Is Image Everything?

Seeing your own reflection seems easy, right? In theory, you look in a mirror and you know exactly what you look like.

Or you should. Seeing is believing, they say.

But I find the mirror the least reliable source of information.

Here's my point: Your brain interprets what your eyes see, and your BRAIN is horribly UNreliable. It's unreliable because it's crowded with feelings and beliefs and judgements and opinions and hopes and fears ... You get the idea.

When I was in high school, I thought I was enormous. I thought I was a squishy girl when compared to the other girls. I remember going on a "no food" diet for about a week when Diet Coke was the only sustenance. I got into a tiny pair of baby pink Levi jeans (bought at the JCP in downtown FA, for those of you that remember that) and it resulted in me all but passing out at the Janesville Mall on a Friday night.

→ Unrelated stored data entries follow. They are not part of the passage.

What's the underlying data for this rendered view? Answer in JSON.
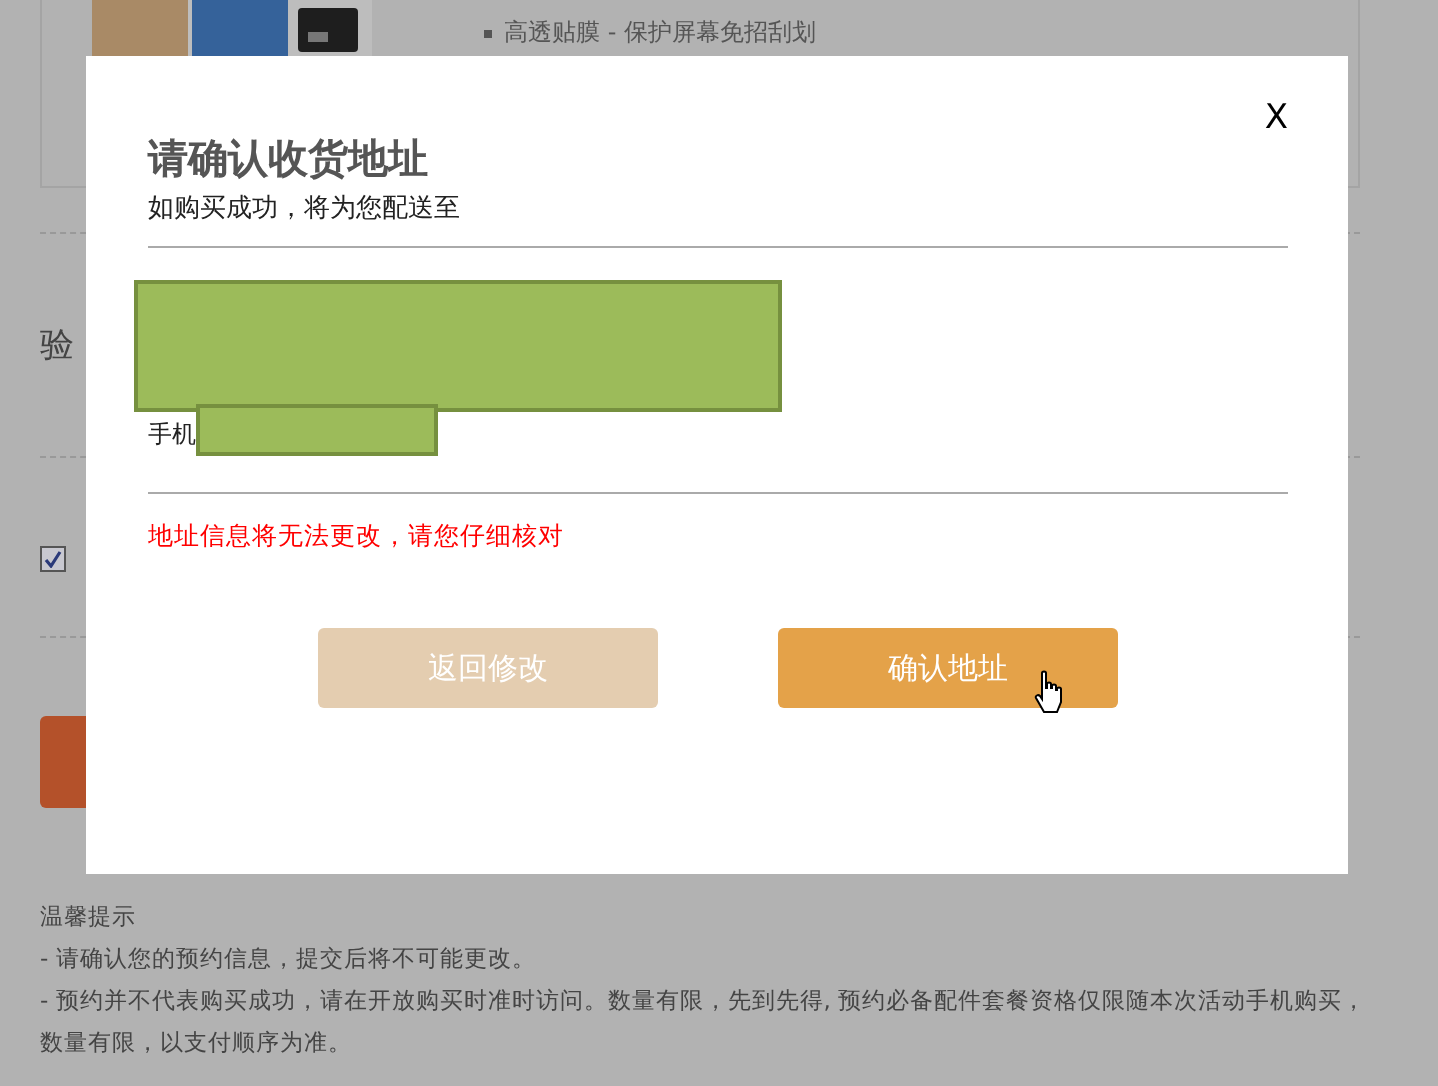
{
  "background": {
    "product": {
      "bullet": "高透贴膜 - 保护屏幕免招刮划"
    },
    "section_label": "验",
    "agree": {
      "checked": true
    },
    "tips": {
      "title": "温馨提示",
      "lines": [
        "- 请确认您的预约信息，提交后将不可能更改。",
        "- 预约并不代表购买成功，请在开放购买时准时访问。数量有限，先到先得, 预约必备配件套餐资格仅限随本次活动手机购买，数量有限，以支付顺序为准。"
      ]
    }
  },
  "dialog": {
    "close": "X",
    "title": "请确认收货地址",
    "subtitle": "如购买成功，将为您配送至",
    "phone_label": "手机",
    "warning": "地址信息将无法更改，请您仔细核对",
    "buttons": [
      {
        "label": "返回修改",
        "kind": "secondary"
      },
      {
        "label": "确认地址",
        "kind": "primary"
      }
    ]
  }
}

Looking back at photos now, I can't see squishy anywhere. I was an athlete, sturdier in build than waif-like girls, but not squishy at all. Proportionate, strong, lean even. In my mind's eye, however, that was not the case.

Early in my career, I also thought I was more than sturdy. I began to hide the flaws I thought were there in "comfortable" clothes. Remember stirrup pants and trapeze tops?

As I got bigger ... truly bigger ... I didn't see big. I saw sturdy. Moving from missy to plus sizes wasn't as arresting as it should have been. They don't make things for "curvy" girls, I reasoned. And, when I looked in the mirror, I saw someone SMALLER than I really was.

I thought I was hiding my real size with decent clothes. That the clothes would help me look smaller, and no one would notice what the overall me really was. I would walk up to the glass doors at work studying my reflection ... was that me or is there distortion?

It wasn't until I saw a photo of myself on my 40th birthday that it really hit me. Who was that person sitting there? My head looked so small in proportion to the rest of me.

I began quizzing Jim when we were out in humanity ... "Do I look bigger or smaller than her? She is shaped like me, right? Is my butt that wide?" I wasn't doing it to fish for a compliment or to get him to lie to me and make me feel better. I was doing it to get my own vision in line with reality. I seriously couldn't tell where I fit on the continuum or what I looked like.

I tried on some summer clothes yesterday, including swimming suits, and had the same mind-bending experience. I'm still convinced I look sort of enormous sometimes. And I know it's not true. But I honestly don't know what the hell I look like.

I know I am--and therefore look--thinner than I did before, but I can really only see it when I compare my drivers license photo from 2 years ago to the one I have today. In them, I look like two different people. In fact, I carry the old one around so I have some tangible proof.

And I still see the old me in the reflection of the glass doors.